Puseletso Mabote

Personal information
- Born: 17 April 2005 (age 21) Nigel, Gauteng, South Africa

Sport
- Sport: Paralympic athletics

Medal record
World Championships
| Gold medal – first place | 2025 New Delhi | 100 m T63 |
| Silver medal – second place | 2024 Kobe | 100 m T63 |

= Puseletso Mabote =

South African para-athlete (born 2005)

Puseletso Michael Mabote (born 17 April 2005) is a South African para-athlete who competes in the T63 classification, in the long jump and sprinting events. He has medalled at the World Championships and competed in the Summer Paralympics twice.

==Early life==
Born in Nigel, Gauteng, Mabote was involved in a car accident, in which a truck crashed into the family vehicle he was travelling in while on his way to school. He had his upper right leg from above the knee amputated as a result. Three years later, he would be introduced to Michael Stevens and Johan Snyders who introduced Mabote to track and field.

==Career==
Mabote represented South Africa at the 2020 Summer Paralympics in 2021 and competed in the 100 metres and long jump, finishing in ninth place in the latter.

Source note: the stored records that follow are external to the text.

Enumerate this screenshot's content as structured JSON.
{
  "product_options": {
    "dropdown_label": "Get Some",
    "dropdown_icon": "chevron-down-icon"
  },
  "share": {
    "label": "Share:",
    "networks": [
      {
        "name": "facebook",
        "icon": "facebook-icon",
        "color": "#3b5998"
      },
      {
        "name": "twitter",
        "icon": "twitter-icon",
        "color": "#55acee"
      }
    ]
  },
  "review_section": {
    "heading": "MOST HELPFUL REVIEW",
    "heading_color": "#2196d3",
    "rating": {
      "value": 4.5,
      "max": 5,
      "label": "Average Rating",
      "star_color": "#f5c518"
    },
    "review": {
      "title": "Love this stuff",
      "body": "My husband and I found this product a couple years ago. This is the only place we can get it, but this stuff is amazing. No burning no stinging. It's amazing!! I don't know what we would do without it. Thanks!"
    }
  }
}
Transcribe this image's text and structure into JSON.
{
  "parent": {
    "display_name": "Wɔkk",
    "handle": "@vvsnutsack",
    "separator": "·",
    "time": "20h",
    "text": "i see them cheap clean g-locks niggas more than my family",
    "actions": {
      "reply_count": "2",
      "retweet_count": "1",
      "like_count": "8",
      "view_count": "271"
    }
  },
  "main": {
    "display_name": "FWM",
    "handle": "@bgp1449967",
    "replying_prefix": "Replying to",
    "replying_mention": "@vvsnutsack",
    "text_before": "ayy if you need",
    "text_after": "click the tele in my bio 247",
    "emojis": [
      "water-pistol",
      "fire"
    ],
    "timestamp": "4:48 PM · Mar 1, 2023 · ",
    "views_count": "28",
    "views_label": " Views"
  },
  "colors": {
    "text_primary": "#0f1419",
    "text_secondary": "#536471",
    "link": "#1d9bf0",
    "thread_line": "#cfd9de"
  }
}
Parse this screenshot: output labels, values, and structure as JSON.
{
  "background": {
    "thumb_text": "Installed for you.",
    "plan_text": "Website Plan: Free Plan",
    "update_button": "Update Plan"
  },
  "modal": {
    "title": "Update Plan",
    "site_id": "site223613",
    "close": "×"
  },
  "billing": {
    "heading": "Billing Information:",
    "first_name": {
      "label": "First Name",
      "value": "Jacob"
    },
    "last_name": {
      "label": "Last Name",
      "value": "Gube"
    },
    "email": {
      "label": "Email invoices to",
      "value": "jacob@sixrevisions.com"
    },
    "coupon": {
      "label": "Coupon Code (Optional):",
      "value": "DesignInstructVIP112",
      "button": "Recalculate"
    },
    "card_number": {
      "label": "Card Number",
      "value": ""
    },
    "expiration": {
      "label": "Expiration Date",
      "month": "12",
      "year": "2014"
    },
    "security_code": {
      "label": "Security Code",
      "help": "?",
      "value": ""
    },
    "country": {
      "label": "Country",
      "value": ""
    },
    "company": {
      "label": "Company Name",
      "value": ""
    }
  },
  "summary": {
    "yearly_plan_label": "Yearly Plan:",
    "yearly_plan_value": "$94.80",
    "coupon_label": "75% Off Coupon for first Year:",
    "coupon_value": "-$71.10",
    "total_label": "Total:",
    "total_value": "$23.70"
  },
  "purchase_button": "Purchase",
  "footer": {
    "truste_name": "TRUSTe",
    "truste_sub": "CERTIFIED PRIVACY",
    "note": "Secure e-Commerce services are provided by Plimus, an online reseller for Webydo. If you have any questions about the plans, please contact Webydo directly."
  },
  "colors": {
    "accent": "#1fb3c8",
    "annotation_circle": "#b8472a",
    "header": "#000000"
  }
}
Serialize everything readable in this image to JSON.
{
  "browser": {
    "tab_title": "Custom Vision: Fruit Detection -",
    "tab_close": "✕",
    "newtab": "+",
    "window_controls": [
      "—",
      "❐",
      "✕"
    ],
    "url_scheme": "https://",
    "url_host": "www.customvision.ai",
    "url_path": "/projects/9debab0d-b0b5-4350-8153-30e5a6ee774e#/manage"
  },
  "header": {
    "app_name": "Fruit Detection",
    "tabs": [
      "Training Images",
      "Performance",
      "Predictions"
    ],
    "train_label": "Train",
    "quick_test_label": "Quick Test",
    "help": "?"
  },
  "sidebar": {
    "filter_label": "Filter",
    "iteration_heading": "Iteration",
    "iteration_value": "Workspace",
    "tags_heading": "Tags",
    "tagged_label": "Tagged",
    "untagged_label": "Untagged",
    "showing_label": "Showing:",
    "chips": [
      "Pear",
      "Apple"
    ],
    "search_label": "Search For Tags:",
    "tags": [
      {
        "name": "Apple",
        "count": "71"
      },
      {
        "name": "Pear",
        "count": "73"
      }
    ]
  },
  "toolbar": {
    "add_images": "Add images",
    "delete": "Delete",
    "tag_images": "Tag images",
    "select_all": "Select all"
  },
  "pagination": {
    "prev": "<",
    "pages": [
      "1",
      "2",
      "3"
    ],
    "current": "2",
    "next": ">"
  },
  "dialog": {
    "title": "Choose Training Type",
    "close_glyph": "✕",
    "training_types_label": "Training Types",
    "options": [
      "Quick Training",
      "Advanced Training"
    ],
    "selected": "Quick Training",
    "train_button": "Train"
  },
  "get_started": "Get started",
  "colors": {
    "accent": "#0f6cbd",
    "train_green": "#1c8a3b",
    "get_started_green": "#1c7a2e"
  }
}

On 24 March 2024, Mabote set a world record in over 200m at 25.12 seconds in the T63 class. At the 2024 World Para Athletics Championships, he won the silver medal in the 100 metres. At the 2024 Summer Paralympics, he competed in the 100 metres and long jump, finishing in fifth place in the former.

Mabote competed at the 2025 World Para Athletics Championships and won the gold medal in the 100 m T63 event.